Juiz Marcos Scalercio, acusado de assédio sexual e estupro contra mulheres, deve voltar de férias e trabalhar nesta segunda, diz TRT

O juiz substituto e professor Marcos Scalercio, acusado de assédio sexual e estupro contra mulheres, deve voltar das férias e retomar seu trabalho nesta segunda-feira (5), informou ao g1 o Tribunal Regional do Trabalho (TRT) de São Paulo, por meio de sua assessoria de imprensa. Ele nega os crimes e alega inocência, segundo a sua defesa.

Segundo o Sindicato dos Trabalhadores do Judiciário Federal no Estado de São Paulo (Sintrajud) , o magistrado foi transferido pelo TRT da 2ª Região do Fórum Trabalhista Ruy Barbosa, na Barra Funda, para outro fórum trabalhista na Zona Sul. Procurado para comentar esse assunto, o Tribunal não havia respondido ao questionamento do g1 até a última atualização desta reportagem.

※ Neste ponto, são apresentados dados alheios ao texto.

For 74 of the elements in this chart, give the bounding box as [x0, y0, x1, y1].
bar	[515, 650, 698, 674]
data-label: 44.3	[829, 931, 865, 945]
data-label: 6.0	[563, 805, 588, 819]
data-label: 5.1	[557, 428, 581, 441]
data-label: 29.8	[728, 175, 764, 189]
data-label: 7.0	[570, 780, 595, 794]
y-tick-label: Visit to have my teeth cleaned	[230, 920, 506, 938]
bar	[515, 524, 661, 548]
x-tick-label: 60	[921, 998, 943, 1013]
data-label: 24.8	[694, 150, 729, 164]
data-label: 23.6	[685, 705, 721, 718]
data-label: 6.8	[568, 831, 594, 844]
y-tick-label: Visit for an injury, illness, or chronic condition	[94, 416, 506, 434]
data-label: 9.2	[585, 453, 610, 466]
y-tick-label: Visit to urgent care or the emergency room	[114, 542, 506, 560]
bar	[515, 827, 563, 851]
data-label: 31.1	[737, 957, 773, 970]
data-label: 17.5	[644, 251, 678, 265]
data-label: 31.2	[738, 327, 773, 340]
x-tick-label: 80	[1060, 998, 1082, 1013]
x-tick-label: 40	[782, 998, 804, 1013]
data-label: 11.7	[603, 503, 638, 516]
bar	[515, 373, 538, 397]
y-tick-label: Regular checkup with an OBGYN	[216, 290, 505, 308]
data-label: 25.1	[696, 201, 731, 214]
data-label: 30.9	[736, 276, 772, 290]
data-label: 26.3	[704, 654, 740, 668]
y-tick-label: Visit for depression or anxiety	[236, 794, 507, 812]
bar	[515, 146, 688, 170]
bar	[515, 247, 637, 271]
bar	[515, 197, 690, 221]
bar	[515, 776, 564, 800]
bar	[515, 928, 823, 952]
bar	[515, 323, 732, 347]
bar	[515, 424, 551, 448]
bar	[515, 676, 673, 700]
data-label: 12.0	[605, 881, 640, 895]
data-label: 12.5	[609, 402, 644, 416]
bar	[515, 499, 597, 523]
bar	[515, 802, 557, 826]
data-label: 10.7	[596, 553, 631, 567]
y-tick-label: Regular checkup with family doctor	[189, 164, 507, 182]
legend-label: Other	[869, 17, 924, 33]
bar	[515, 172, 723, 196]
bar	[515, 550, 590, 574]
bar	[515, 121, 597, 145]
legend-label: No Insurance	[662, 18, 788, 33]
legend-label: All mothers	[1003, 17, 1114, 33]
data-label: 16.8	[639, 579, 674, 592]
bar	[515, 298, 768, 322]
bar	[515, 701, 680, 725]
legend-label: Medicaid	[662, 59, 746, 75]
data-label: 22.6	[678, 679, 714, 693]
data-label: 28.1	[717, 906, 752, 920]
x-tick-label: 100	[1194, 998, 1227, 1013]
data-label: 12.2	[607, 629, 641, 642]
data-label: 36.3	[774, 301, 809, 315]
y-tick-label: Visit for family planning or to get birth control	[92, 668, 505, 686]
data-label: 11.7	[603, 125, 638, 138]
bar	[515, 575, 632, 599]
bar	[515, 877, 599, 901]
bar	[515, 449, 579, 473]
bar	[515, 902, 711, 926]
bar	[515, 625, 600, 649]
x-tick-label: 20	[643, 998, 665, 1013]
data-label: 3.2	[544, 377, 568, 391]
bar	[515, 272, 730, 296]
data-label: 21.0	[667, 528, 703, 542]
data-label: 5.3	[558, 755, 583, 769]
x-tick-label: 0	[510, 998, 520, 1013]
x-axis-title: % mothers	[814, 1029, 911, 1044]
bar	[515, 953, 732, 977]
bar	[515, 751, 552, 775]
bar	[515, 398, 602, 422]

O magistrado e docente Scalercio, de 42 anos, havia pedido licença do trabalho no tribunal após a reportagem publicar, no mês passado, que ao menos dez mulheres o acusavam de assediá-las sexualmente no curso Damásio Educacional, onde ele dava aulas, e dentro do seu gabinete no fórum trabalhista. Os relatos de assédios contra o juiz são de 2014 a 2020. As denúncias haviam chegado ao conhecimento do Me Too Brasil, que levou algumas delas às autoridades.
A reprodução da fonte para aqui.